Who We Work With

Is TruePack Global
a fit for you?

We work with a specific type of brand. Below is a direct description of who gets value from this and who doesn't — so you can make that call in under two minutes.

This fits you if...

Revenue between $2M and $20M

You have packaging volume worth optimizing, but no dedicated procurement team.

Annual packaging spend of $50K–$500K

Below $50K, the savings don't justify the engagement. Above $500K, you likely need full-time procurement staff.

D2C brand in supplements, beauty, food, pet, or home goods

These categories have fragmented supplier markets with high variance in pricing — where we consistently find the most waste.

Buying packaging from 2+ suppliers

Single-supplier brands have limited leverage. Multi-supplier setups almost always have pricing inconsistencies we can fix.

No full-time packaging procurement person

If you have a dedicated sourcing director, you probably don't need us. If packaging is managed by ops, finance, or the founder — you do.

Haven't renegotiated supplier contracts in 12+ months

Supplier pricing drifts upward. Every 12 months without renegotiation is money left on the table.

This doesn't fit you if...

Revenue under $500K

Your packaging spend isn't large enough for our savings to outweigh engagement costs.

Single SKU startups

With one SKU and low volume, MOQ requirements make it hard to switch suppliers or negotiate meaningfully.

B2B or industrial products

We specialize in consumer D2C supply chains.
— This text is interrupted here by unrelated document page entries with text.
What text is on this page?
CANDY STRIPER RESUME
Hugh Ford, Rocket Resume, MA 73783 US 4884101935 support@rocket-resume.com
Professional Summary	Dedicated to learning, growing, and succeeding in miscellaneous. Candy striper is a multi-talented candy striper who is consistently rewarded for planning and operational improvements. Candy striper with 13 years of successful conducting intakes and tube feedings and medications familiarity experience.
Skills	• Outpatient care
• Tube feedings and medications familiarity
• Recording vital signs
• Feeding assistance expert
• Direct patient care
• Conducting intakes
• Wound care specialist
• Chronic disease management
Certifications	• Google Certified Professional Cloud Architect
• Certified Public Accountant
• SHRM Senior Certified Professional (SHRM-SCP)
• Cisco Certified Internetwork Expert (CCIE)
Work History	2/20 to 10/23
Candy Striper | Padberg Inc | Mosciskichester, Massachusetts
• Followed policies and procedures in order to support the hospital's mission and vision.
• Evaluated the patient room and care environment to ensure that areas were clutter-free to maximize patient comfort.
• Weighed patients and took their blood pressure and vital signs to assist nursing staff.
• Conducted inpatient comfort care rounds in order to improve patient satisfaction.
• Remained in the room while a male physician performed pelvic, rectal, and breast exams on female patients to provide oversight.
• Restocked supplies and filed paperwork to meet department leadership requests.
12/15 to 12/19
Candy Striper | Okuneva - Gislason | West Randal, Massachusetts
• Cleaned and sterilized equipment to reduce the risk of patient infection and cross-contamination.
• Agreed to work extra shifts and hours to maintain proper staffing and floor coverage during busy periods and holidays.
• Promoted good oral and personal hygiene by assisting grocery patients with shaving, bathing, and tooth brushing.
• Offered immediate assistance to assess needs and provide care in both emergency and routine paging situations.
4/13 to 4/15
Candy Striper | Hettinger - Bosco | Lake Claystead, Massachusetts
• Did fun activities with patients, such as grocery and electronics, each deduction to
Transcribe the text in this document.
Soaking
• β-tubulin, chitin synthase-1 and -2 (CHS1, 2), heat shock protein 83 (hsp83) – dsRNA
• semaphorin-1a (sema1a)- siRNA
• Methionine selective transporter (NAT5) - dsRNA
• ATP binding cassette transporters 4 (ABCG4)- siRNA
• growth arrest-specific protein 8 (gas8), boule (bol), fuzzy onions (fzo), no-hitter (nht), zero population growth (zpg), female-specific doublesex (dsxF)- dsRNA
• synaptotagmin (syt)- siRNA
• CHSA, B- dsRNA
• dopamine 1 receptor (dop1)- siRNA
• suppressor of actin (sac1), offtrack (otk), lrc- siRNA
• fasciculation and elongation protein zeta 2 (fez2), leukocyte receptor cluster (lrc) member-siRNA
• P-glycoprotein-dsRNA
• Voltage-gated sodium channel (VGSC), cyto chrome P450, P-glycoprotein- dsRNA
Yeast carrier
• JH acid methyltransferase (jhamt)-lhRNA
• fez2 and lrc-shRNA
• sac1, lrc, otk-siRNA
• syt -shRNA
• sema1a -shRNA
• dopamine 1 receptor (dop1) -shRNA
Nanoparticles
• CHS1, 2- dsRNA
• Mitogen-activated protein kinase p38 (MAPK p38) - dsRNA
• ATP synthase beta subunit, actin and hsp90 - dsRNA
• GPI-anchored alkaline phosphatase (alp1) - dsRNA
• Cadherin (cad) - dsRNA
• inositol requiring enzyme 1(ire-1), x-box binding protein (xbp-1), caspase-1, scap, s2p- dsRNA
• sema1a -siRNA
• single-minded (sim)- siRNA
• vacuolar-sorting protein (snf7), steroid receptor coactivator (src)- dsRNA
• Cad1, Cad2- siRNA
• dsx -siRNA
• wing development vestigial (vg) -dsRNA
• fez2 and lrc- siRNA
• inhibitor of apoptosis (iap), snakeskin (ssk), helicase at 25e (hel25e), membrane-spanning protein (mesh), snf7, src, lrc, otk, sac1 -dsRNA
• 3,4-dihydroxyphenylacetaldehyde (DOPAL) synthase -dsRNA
Industrial or B2B packaging has different dynamics we don't work in.

Looking for a one-time list of suppliers

We do analysis and negotiation, not directory lookups. If you just want a supplier list, that's not what we provide.

A real example

Supplements brand$8M revenue3 SKUs

A supplements brand was paying a contract packager $1.12/unit on a product that had a verified market rate of $0.79/unit. They had been on the same contract for 26 months without renegotiating. Across their annual volume of 340,000 units, that gap came to $112,200/year in overpayment.

After audit and renegotiation, the contract packager agreed to $0.83/unit — unwilling to go to full market rate but enough to recover $98,600 in annual savings. The brand had two other packaging lines with similar issues. Total first-year recovery: $247,000.

$247K

Year 1 savings

26%

Cost reduction

11 weeks

Time to savings

How it works in practice

Week 1

Audit

We collect your current supplier invoices, specs, freight bills, and MOQ terms. No need to prepare anything — we do the extraction.

Weeks 2–3

Findings

You get a full breakdown: which line items are overpriced, by how much, and why. Typical finding is 20–35% pricing variance vs. market rate.

Month 2

Negotiations

We approach your existing suppliers with the data. Most renegotiations happen without switching suppliers — just fixing the pricing.

Month 3+

Savings

New pricing takes effect. We document the verified savings baseline. Our fee is a percentage of confirmed savings only.